Plants in the Juniperus genus are termed “juniper” and come in various forms. Because of this, juniper species can play many different roles in the backyard. Is juniper a tree or bush? It is both, and much more. Junipers are evergreen coniferous plants with scaly leaves, but the height and presentation vary considerably among varieties. You’ll find junipers that look like ground cover, shrubs or tall trees.
Growing juniper trees or bushes is not difficult. Read on to learn about juniper tree varieties and juniper tree care.
Juniper Tree Varieties
If you are looking for a ground shrub with a flat or a mounded form, think juniper. If you want to create a hedge of upright evergreen bushes, think juniper. If you need a tall, evergreen tree in the sunny spot in your garden, think juniper.
Juniper species come in all sizes and shapes, from low-lying shrubs that cover sand dunes to huge ancient trees in the high Sierras. North America boasts 13 native juniper species, and there are four times that number worldwide.
Since shrubs are nothing more than short trees, the line between the two types of plants is always a blurred one. Some cases are clearer than others. For example, California juniper (Juniperus californica) is considered a low coastal shrub, because it stays close to the ground, but western juniper (J. occidentalis) always presents as a tall tree, sculpted by the wind.

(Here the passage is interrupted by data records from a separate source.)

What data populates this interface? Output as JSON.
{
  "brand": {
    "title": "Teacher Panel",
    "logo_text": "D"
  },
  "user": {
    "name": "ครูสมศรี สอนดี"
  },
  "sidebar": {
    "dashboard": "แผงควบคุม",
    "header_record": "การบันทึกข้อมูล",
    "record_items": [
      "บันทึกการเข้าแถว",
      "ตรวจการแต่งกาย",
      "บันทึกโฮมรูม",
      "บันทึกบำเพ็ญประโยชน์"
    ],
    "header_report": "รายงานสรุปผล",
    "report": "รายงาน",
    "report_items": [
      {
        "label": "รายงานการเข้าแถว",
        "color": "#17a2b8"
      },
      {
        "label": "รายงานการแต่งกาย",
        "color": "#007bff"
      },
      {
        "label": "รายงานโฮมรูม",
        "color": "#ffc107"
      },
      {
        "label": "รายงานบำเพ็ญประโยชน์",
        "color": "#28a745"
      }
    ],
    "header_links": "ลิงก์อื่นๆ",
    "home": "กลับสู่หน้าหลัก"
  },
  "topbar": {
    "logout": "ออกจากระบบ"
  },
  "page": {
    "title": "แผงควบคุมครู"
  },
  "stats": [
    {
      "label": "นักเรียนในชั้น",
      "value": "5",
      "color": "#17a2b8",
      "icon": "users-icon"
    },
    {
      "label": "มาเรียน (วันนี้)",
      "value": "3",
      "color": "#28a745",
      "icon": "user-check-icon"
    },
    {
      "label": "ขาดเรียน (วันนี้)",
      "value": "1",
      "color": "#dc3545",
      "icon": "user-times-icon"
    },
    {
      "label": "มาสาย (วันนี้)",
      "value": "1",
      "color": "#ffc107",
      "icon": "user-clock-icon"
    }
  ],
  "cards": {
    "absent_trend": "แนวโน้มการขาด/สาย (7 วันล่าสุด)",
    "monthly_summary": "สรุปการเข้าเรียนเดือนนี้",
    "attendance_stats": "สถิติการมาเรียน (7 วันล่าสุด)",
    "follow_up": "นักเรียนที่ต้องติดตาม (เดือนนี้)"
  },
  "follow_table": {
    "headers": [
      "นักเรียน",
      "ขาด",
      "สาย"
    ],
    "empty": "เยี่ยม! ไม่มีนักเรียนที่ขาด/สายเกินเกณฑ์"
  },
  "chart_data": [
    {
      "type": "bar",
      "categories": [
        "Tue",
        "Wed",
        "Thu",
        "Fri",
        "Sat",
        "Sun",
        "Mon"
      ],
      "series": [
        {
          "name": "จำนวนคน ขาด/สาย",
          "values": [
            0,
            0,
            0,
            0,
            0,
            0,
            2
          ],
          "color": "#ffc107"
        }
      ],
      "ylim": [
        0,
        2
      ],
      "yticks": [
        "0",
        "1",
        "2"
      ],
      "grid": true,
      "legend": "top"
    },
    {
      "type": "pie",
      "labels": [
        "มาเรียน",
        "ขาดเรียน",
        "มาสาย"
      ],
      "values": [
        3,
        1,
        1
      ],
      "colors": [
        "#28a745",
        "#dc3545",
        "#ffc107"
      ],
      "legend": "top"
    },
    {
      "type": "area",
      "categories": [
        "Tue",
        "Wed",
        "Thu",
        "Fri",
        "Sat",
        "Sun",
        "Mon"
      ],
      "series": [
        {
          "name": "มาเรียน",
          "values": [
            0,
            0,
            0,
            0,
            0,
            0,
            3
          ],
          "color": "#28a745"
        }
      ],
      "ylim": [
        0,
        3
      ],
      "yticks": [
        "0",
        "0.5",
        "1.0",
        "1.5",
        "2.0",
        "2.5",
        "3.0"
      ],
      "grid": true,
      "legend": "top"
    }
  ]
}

But sometimes categorizing a juniper as a tree or a shrub is more difficult. Pfitzer juniper (J. chinensis ‘Pfitzerana’), perhaps the most popular cultivated juniper, grows to 5 feet high and 10 feet wide, and is considered a small tree by some, a shrub by others. This is also the case with Hetz Chinese juniper (J. chinensis ‘Hetzii’), which grows to 15 feet tall.
How to Plant Juniper Trees
Juniper tree care is easier when you pick an appropriate location for planting. Taking the time to select the right spot for your juniper tree can save you time and energy later.
When you are growing juniper trees, you’ll need a location with full sun or almost, as well as well-drained soil. Junipers do not like having their feet in wet mud, but tolerate most other types of soil. Generally, junipers support hot weather and poor, dry soils. They tolerate city conditions as well as any other evergreen.
Consider the mature size of the tree before you plant juniper. Many species grow so fast that they rapidly occupy the space allotted. You can prune upright junipers to keep them compact.
Like all trees, junipers occasionally suffer from diseases. Phomopsis blight is the most serious disease that attacks juniper. You can identify it by looking for browning branch tips. Control this disease by spraying the new growth several times during the growing season with a fungicide.